Чтобы поцеловать ее, мне пришлось нагнуться — а ей подняться на цыпочки.
Глава 13
Хельга
Это было…
Удивительно.
Невероятно.
Из сада мы пришли домой, я поставила букет нарциссов и ирисов в вазу у кровати, и Анарен осторожно прикоснулся к моему запястью — тихо, трепетно, словно боялся спугнуть меня или сломать. От него веяло запахом свежей травы и чего-то неразличимого, но влекущего — настолько уверенно и сильно, что я не могла, да и не хотела сопротивляться.

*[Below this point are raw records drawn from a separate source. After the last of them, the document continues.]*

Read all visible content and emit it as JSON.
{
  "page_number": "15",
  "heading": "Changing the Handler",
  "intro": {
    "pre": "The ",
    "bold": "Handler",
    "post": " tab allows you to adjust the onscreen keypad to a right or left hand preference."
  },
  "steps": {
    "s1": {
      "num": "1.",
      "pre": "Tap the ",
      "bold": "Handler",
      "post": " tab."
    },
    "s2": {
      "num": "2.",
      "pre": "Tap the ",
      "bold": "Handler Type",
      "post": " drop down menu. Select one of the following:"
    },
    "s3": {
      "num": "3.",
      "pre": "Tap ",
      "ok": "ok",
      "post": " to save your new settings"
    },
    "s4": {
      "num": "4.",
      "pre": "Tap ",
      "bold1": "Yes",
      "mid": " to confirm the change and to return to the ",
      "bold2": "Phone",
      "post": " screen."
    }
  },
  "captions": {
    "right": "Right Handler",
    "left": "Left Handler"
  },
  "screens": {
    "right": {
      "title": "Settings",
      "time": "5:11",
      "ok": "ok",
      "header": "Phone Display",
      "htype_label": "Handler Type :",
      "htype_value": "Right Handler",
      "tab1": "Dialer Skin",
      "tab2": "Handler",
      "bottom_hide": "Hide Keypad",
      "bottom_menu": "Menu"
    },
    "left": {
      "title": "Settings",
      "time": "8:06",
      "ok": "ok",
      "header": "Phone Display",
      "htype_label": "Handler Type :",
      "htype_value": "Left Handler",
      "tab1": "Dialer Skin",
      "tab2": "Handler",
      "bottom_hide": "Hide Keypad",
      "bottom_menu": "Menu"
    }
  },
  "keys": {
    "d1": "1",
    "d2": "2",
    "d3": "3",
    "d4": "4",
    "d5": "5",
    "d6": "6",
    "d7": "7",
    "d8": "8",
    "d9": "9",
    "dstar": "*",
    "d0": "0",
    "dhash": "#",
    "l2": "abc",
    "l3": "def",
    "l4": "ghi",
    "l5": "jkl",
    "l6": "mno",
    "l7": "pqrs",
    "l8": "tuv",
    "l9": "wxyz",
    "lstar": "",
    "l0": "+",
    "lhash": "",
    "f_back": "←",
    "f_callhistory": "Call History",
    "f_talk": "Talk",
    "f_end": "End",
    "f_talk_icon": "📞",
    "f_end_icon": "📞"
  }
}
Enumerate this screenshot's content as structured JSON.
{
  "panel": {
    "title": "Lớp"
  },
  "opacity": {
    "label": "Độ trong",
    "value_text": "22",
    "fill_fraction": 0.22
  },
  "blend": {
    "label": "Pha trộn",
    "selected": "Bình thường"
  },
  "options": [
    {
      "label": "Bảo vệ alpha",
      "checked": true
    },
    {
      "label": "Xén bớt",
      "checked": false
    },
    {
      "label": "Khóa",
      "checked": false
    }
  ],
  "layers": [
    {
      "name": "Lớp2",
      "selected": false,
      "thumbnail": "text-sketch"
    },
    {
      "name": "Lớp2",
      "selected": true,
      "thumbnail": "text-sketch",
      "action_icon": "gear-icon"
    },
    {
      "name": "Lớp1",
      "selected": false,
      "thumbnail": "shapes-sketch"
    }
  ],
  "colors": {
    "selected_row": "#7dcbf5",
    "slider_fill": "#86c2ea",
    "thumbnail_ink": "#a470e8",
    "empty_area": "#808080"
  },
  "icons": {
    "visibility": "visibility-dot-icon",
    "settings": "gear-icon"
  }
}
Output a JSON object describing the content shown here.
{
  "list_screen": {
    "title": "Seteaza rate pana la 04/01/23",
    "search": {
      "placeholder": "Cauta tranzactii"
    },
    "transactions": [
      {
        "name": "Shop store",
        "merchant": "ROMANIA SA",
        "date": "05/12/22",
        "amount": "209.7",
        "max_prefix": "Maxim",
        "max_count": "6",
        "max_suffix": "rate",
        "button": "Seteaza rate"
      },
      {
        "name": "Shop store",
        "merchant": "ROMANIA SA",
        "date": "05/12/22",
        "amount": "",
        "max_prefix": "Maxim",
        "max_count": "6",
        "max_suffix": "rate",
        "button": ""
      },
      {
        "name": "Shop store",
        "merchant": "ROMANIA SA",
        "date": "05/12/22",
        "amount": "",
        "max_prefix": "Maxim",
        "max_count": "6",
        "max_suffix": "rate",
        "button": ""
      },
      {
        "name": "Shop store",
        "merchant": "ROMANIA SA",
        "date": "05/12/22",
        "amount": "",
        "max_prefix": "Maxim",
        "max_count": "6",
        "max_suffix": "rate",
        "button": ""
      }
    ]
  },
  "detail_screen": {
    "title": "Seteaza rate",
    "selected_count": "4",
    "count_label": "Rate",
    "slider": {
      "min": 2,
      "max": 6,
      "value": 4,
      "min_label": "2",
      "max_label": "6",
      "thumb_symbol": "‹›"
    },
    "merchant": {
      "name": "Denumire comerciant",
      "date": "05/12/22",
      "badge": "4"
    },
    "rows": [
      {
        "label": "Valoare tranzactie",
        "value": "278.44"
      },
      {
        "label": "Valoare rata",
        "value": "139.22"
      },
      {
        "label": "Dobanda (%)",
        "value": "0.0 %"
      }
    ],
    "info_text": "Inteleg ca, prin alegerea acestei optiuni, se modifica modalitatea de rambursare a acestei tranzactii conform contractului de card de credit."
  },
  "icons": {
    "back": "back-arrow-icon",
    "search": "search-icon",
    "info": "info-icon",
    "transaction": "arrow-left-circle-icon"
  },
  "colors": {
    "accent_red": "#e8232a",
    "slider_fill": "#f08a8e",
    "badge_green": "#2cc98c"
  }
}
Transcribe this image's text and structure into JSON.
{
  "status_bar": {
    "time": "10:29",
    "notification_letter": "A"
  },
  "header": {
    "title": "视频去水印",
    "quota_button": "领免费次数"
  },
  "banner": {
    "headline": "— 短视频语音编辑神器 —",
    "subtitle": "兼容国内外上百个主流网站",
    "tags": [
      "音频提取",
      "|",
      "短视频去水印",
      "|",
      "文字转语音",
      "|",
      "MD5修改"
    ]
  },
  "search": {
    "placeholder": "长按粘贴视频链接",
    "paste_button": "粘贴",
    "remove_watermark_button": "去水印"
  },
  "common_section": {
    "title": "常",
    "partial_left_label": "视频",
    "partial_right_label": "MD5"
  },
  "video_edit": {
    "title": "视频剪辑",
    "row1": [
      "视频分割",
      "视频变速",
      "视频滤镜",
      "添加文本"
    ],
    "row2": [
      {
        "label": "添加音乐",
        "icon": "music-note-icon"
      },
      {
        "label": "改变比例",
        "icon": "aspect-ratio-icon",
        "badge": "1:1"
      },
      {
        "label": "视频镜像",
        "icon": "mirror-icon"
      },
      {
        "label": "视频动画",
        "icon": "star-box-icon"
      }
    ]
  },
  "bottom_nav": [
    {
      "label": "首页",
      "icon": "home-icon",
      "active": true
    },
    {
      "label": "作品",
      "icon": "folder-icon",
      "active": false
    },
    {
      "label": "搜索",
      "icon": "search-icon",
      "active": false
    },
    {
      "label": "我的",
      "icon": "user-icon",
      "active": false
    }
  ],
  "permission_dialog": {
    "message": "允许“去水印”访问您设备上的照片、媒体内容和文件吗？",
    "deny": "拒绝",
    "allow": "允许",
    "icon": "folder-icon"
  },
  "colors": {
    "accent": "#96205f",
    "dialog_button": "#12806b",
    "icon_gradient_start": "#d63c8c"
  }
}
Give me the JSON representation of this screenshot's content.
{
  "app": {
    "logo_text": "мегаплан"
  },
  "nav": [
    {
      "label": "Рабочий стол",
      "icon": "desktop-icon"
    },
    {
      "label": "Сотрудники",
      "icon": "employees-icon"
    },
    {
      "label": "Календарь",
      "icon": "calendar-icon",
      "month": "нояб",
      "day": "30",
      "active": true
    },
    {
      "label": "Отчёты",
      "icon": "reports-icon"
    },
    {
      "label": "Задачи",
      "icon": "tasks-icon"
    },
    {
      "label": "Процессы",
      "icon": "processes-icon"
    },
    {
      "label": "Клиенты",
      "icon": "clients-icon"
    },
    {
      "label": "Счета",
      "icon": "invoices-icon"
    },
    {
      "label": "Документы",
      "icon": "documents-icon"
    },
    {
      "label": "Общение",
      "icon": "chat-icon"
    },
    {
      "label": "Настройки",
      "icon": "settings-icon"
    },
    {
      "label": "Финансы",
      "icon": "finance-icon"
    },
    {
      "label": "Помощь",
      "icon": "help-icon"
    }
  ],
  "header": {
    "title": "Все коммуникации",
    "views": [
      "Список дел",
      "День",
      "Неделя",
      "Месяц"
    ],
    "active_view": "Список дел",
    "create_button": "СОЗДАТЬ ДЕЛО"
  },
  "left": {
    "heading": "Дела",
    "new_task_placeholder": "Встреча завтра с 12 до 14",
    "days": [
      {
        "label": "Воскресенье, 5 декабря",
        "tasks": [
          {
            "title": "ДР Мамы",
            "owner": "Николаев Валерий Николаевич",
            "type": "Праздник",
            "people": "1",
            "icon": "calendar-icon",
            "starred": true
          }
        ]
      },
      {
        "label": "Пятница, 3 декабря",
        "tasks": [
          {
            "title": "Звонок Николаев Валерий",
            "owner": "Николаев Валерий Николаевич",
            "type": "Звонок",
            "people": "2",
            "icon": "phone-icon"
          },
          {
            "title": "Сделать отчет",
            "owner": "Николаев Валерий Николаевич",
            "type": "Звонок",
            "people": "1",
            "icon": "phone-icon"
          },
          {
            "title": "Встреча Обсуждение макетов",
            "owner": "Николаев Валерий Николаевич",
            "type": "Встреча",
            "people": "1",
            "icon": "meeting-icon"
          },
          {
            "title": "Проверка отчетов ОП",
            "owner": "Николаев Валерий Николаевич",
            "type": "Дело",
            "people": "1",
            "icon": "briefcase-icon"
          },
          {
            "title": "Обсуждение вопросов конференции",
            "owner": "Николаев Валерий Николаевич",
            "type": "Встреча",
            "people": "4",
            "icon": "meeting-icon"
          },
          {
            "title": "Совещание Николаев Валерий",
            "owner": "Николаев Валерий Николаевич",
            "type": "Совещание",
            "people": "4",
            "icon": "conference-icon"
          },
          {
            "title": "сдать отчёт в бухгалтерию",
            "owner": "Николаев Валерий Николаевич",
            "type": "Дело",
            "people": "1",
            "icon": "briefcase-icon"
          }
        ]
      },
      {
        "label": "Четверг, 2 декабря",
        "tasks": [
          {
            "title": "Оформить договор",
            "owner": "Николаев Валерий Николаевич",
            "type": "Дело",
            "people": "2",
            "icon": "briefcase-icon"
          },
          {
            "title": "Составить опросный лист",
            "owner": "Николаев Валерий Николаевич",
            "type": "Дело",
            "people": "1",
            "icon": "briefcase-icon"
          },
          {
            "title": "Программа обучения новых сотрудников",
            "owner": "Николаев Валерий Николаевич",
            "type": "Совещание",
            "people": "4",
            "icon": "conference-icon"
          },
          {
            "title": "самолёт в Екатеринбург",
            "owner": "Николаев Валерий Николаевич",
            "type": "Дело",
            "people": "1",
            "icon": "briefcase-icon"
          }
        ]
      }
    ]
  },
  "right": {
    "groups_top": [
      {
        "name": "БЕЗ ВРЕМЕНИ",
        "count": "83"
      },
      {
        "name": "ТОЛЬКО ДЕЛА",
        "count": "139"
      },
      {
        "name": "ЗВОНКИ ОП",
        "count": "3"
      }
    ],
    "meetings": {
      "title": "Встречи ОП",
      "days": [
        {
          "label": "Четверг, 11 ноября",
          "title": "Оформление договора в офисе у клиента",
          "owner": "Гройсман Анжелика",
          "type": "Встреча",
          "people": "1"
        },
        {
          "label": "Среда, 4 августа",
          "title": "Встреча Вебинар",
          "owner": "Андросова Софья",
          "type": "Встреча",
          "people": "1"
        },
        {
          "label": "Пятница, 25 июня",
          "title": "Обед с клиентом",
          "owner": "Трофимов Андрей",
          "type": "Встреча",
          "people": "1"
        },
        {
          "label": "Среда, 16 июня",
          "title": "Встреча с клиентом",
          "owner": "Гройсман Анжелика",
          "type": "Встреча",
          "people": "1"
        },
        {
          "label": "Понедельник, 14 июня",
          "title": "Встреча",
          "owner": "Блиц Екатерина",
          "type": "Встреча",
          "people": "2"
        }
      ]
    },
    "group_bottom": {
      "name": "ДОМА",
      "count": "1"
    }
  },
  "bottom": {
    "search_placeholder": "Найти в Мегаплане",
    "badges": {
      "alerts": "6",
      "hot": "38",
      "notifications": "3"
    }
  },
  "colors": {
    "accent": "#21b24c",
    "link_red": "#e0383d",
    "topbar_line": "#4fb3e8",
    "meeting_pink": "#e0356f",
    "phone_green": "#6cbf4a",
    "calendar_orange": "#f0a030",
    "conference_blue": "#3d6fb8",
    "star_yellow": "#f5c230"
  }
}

Я писательница, но, кажется, впервые в жизни не знала, какие слова подобрать. Все, что приходило мне в голову, казалось ненастоящим. Неправильным.
Было лишь тепло, которое соединило нас, словно золотая нить. И потом, когда мы смогли оторваться друг от друга в нашей комнате, оно не развеялось среди смятых простыней, а осталось с нами. Анарен обнимал меня, мягко водил кончиками пальцев по моему обнаженному плечу, и я никогда не была такой счастливой.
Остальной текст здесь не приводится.